Raf Week — which coincides with the 19th-century naturalist’s birthday — features spooky events like spending the night in his tomb and, new this year, a haunted house.
Sponsored by the Student Activities Board, the celebration is getting bigger. “We’re putting double the amount of money into Raf Week,” said SAB spokesperson Taylen Henry ’22. “We feel like Raf Week should be amped up.”
It is, after all, the 200th anniversary of Rafinesque’s arrival on Transylvania’s campus. He is known for naming a large number of plant and animal species, and for not getting along very well with his colleagues — so much so he cursed the school after he left.
No curse will make Transy any less fond of Rafinesque, though. Besides Raf Week, there’s a cafeteria called the Rafskeller, and the school’s mascot is a Rafinesque’s big-eared bat.
There’s also a longstanding campus tradition where students spend the night in his tomb in the Old Morrison administration building. By attending next week’s events, students are entered in a raf-fle to get a shot at the sleepover.

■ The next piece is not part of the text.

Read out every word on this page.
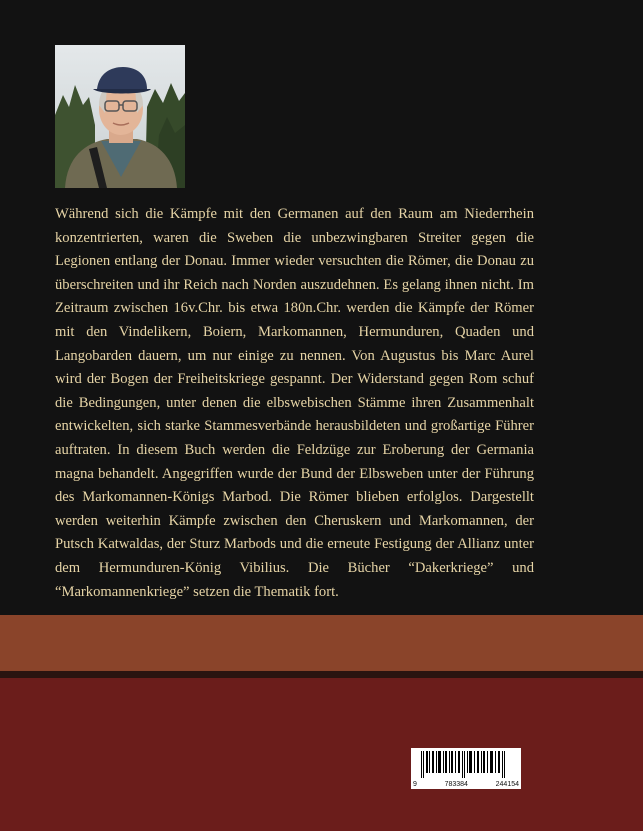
Während sich die Kämpfe mit den Germanen auf den Raum am Niederrhein konzentrierten, waren die Sweben die unbezwingbaren Streiter gegen die Legionen entlang der Donau. Immer wieder versuchten die Römer, die Donau zu überschreiten und ihr Reich nach Norden auszudehnen. Es gelang ihnen nicht. Im Zeitraum zwischen 16v.Chr. bis etwa 180n.Chr. werden die Kämpfe der Römer mit den Vindelikern, Boiern, Markomannen, Hermunduren, Quaden und Langobarden dauern, um nur einige zu nennen. Von Augustus bis Marc Aurel wird der Bogen der Freiheitskriege gespannt. Der Widerstand gegen Rom schuf die Bedingungen, unter denen die elbswebischen Stämme ihren Zusammenhalt entwickelten, sich starke Stammesverbände herausbildeten und großartige Führer auftraten. In diesem Buch werden die Feldzüge zur Eroberung der Germania magna behandelt. Angegriffen wurde der Bund der Elbsweben unter der Führung des Markomannen-Königs Marbod. Die Römer blieben erfolglos. Dargestellt werden weiterhin Kämpfe zwischen den Cheruskern und Markomannen, der Putsch Katwaldas, der Sturz Marbods und die erneute Festigung der Allianz unter dem Hermunduren-König Vibilius. Die Bücher “Dakerkriege” und “Markomannenkriege” setzen die Thematik fort.

9	783384	244154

Other Raf Week events include “The Spirits of Transylvania” haunted house in Poole Residence Hall the evening of Oct. 24 for students and their guests. It will feature a haunted tour guide, who will tell the story of Rafinesque. “It should be fun,” Henry said.
SAB also will hand out seasonal snacks, including pumpkin cookies, apple cider and candy, in Alumni Plaza at lunchtime Oct. 25 and 28. And the group will host a Craft Night in the Thomson lobby Oct. 23 for students to make trick-or-treating bags. Additionally, during the school’s Fall Festival on Oct. 27, SAB will give tours of Raf’s tomb and tell ghost stories.
“I think Raf Week is a really cool thing campus has — especially since we’re Transylvania,” Henry said.
It also will help get the school in the mood for the Oct. 29 PumpkinMania, a Lexington Halloween tradition that draws thousands of visitors each year to campus.